Taxiamos como se brigássemos com a chuva torrencial. Corremos toda a pista e assim que saímos do solo, dois raios cortaram os lados direito e esquerdo da aeronave. Dr. Júlio disse: É comandante, se você vir que não dá, pode voltar. A resposta veio de imediato: “Agora num dá mais, é impossível enxergar a pista.”
Recebi do comandante a tarefa de segurar firme as duas manetes que teimavam em dançar de um lado para o outro. A formação de gelo era tão grande que dificultava a rotação das hélices.
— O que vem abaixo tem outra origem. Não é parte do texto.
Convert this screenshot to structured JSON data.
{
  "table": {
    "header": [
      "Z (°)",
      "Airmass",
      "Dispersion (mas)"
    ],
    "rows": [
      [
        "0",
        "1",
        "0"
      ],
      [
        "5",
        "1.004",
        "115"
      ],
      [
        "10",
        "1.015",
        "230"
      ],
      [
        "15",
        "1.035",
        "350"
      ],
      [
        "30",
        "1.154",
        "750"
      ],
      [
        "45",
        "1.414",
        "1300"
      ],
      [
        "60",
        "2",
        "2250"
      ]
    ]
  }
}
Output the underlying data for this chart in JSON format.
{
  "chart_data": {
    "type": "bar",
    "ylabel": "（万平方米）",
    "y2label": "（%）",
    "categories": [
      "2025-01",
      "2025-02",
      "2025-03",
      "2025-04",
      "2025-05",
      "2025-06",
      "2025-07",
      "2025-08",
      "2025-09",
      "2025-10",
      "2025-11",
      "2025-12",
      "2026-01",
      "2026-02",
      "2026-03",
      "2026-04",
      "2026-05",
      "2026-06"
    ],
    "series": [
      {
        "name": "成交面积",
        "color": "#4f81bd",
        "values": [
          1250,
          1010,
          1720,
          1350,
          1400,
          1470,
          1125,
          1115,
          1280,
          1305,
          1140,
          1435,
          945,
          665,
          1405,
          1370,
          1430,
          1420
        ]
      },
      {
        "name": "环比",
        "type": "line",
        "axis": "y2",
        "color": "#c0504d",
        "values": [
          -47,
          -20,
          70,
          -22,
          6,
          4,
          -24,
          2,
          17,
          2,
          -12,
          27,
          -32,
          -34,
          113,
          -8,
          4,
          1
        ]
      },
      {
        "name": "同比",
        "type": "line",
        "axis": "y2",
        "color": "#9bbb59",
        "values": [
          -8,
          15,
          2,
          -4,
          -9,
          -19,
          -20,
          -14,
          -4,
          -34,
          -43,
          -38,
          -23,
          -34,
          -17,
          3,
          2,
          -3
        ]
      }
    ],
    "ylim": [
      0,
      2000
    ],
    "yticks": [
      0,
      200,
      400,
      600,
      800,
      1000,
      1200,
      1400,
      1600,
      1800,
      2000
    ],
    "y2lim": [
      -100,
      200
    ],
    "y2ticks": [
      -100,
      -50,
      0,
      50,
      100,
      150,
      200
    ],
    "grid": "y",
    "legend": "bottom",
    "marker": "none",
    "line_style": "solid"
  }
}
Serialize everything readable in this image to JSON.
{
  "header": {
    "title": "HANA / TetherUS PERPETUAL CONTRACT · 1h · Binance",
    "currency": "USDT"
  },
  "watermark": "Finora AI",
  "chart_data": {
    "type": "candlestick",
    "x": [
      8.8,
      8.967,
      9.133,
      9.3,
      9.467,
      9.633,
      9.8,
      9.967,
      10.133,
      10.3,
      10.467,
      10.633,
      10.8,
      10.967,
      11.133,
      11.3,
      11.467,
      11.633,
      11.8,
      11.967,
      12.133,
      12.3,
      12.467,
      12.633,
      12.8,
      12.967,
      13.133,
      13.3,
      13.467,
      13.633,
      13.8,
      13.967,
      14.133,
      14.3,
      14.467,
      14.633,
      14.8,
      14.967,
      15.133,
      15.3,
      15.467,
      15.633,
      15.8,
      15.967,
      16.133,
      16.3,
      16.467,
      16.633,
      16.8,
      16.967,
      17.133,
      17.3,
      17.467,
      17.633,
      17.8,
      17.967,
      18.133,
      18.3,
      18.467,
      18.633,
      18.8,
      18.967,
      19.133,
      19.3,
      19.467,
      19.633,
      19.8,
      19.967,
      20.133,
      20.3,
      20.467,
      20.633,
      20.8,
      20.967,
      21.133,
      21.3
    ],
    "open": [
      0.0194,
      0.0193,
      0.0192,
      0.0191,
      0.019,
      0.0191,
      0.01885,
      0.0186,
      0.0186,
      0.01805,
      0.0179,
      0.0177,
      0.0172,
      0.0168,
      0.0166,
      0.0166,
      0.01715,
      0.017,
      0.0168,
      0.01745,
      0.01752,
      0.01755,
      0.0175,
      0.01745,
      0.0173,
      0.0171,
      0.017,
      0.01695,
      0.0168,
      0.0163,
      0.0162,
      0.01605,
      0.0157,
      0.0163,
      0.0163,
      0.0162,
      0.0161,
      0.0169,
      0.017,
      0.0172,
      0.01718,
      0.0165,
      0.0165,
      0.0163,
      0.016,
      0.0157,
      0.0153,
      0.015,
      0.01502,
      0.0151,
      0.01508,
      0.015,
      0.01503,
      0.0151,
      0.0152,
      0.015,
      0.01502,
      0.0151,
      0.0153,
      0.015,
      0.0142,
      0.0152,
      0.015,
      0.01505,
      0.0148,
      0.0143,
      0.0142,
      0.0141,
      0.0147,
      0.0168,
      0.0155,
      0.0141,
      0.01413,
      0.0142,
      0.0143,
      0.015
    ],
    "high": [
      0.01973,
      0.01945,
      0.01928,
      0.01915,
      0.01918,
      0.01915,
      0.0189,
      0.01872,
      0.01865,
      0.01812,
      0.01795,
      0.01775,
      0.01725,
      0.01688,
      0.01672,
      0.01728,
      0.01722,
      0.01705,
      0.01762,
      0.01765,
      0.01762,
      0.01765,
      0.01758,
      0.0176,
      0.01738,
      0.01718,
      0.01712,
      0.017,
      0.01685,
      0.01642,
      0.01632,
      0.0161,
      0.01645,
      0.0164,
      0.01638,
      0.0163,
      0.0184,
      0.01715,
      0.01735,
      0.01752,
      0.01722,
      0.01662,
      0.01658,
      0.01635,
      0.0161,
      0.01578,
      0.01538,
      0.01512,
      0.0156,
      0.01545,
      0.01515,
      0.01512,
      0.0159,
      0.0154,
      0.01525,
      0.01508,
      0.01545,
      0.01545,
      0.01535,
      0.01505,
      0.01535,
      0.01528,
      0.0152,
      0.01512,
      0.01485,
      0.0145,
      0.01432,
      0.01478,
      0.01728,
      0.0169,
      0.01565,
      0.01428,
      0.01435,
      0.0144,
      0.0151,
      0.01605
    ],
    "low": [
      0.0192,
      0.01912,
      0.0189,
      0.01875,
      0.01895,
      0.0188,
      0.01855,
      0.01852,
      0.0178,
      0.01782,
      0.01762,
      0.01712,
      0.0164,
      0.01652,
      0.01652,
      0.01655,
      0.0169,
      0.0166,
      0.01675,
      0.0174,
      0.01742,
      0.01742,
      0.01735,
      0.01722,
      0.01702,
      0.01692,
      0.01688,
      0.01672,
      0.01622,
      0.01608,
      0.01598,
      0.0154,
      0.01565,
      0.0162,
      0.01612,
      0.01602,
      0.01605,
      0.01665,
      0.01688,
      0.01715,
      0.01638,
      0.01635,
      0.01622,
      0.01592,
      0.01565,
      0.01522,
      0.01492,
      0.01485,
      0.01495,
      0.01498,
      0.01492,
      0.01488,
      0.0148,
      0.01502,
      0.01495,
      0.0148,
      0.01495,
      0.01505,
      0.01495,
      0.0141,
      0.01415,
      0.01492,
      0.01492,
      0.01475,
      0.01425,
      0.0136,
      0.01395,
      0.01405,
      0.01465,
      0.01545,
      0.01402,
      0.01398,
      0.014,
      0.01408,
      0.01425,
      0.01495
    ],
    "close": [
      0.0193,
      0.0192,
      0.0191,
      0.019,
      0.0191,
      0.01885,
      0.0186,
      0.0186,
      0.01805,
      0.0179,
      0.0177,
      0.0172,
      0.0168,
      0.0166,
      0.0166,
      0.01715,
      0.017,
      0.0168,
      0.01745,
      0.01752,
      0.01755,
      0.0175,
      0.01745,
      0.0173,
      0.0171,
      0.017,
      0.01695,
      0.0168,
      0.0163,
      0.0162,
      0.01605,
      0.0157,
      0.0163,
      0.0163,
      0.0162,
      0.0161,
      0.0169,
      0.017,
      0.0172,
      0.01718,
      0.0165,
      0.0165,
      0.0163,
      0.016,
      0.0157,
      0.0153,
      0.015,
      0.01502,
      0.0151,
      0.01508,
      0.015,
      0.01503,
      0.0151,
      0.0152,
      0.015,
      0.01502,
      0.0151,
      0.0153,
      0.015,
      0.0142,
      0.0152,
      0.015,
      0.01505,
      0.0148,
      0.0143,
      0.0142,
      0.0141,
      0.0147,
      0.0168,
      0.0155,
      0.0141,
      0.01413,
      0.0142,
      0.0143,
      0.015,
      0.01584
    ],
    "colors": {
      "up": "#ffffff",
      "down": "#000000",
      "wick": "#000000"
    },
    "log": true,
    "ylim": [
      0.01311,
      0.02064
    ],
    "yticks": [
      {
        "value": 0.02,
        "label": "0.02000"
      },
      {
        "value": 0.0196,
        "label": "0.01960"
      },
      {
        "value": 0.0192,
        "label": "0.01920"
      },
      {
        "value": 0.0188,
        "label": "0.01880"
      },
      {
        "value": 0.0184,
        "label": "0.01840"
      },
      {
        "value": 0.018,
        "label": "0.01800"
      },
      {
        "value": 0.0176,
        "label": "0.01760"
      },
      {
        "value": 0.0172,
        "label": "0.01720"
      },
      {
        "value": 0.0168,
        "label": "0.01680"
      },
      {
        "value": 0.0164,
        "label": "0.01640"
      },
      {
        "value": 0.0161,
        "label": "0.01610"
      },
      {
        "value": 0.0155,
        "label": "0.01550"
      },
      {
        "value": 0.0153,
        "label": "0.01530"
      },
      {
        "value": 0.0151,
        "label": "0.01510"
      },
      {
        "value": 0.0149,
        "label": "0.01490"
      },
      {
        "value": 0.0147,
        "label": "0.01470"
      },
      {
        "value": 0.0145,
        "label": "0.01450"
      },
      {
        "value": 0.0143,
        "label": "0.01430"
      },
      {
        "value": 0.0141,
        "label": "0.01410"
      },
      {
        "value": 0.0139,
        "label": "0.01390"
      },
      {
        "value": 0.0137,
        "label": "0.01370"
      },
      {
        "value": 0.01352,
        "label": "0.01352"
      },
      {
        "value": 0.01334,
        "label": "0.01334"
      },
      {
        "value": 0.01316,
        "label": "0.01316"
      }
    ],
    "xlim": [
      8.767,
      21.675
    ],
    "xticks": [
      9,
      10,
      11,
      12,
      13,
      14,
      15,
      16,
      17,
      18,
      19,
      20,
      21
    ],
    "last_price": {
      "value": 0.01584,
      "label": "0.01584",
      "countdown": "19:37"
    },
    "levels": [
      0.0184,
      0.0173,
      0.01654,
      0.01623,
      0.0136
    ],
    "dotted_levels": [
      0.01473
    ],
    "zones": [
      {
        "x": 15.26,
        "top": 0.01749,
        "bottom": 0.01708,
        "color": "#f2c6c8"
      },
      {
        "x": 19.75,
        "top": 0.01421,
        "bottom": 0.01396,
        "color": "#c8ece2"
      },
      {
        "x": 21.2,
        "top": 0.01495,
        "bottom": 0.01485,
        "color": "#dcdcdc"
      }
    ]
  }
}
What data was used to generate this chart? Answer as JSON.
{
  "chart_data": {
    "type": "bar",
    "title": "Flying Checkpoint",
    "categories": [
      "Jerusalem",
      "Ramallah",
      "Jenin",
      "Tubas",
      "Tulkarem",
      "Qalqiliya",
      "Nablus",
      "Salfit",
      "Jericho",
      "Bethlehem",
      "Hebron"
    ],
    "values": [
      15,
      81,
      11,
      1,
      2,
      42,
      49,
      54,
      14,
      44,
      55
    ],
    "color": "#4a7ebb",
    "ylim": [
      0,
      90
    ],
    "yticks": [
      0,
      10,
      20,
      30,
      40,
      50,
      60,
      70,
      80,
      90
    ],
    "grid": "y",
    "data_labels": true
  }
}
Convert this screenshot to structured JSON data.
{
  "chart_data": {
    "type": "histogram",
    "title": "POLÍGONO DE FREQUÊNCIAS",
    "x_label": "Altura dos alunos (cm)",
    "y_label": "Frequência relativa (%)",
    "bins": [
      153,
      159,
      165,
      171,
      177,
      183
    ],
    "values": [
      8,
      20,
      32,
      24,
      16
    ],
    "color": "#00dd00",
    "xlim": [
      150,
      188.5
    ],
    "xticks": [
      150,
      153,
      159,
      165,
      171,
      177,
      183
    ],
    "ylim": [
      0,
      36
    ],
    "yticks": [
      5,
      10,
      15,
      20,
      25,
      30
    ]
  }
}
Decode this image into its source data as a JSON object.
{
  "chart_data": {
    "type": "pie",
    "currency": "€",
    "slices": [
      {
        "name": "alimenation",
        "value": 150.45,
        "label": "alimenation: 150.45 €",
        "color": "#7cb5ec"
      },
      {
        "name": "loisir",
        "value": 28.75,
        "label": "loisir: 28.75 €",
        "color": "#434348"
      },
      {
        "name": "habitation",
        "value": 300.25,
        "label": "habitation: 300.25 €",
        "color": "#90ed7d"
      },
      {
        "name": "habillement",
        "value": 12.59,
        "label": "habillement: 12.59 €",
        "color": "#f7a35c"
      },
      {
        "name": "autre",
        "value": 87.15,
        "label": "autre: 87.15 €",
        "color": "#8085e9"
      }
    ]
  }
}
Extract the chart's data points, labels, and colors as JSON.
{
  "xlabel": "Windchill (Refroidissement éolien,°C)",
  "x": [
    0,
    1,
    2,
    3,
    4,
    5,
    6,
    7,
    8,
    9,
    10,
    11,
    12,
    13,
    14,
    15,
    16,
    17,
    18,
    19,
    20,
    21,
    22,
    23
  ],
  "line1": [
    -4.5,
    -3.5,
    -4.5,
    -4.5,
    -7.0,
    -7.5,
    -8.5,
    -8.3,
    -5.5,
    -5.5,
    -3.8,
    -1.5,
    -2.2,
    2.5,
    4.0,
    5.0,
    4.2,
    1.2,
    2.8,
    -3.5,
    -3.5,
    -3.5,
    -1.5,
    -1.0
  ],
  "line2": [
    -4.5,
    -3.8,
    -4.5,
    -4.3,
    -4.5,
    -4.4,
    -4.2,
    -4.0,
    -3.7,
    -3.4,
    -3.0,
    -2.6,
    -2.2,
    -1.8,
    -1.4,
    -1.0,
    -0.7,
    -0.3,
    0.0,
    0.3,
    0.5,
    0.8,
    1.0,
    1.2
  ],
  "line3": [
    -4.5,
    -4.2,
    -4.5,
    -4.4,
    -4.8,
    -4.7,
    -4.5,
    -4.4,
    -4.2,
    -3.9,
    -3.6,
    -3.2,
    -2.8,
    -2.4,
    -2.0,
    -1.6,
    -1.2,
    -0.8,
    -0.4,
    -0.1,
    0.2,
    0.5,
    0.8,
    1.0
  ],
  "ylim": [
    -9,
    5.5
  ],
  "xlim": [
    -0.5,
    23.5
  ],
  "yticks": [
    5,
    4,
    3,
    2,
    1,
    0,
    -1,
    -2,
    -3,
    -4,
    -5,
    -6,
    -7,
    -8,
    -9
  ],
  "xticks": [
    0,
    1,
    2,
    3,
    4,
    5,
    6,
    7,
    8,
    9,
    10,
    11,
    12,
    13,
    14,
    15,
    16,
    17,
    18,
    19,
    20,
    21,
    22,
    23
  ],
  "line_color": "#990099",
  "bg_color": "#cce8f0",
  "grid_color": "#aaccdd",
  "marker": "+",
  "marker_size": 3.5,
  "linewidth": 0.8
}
Se o comandante tentasse subir com a aeronave, encontrava a resistência do gelo das nuvens ( CB ) caso descesse, corria o risco de bater nas árvores mais altas, tudo isto às cegas, pois balançávamos de forma impressionante dentro de uma massa cinzenta capaz de nos levar ao limite do medo.
Em determinado momento o compartimento de bagagens quebrou e as malas caíram sobre nós aumentando o caus. Foi quando Edimar, segurando o cordão de ouro muito pesado, disse: “Eu devia ter deixado meu cordão e meu rolex para Juninho!”

Depois de quarenta e cinco minutos, sacudindo como se fossemos um cisco, no núcleo de um CB ( cúmulo-nimbo, nuvem escura com grandes formações de gelo ), recebemos um esculacho da torre de controle de Brasília-DF dizendo que estávamos voando perigosamente sobre a capital e em meio a um tráfico de aviões grandes que posavam por instrumento e que devido a visibilidade zero, poderiam colidir conosco. O comandante, já completamente esgotado, não deu ouvidos, e sabendo que sobrevoava a capital que não tem montanhas nem grandes arranha-céus iniciou um descida cega na tentativa de visualizar alguma coisa que o orientasse. Já que trabalhava em Brasília-DF há muitos anos. Deus guiou seu manche e ele pousou sob os protestos da torre de controle. Assim que taxiamos, percebendo o desgaste físico do comandante Tejima, corri para o balcão da VASP ( Viação Aérea São Paulo ) e comprei duas passagens do trecho Brasília-DF para Belo Horizonte-MG, em nome de Júlio Laender e Edimar Cantão. Voltei para o angar onde estavam o Cesna-310 e os parceiros de aventura, para os quais entreguei os bilhetes e me despedi dizendo: “bom voo para vocês que têm que chegar hoje em BH, eu irei de ônibus para Marabá. Graças a DEUS!”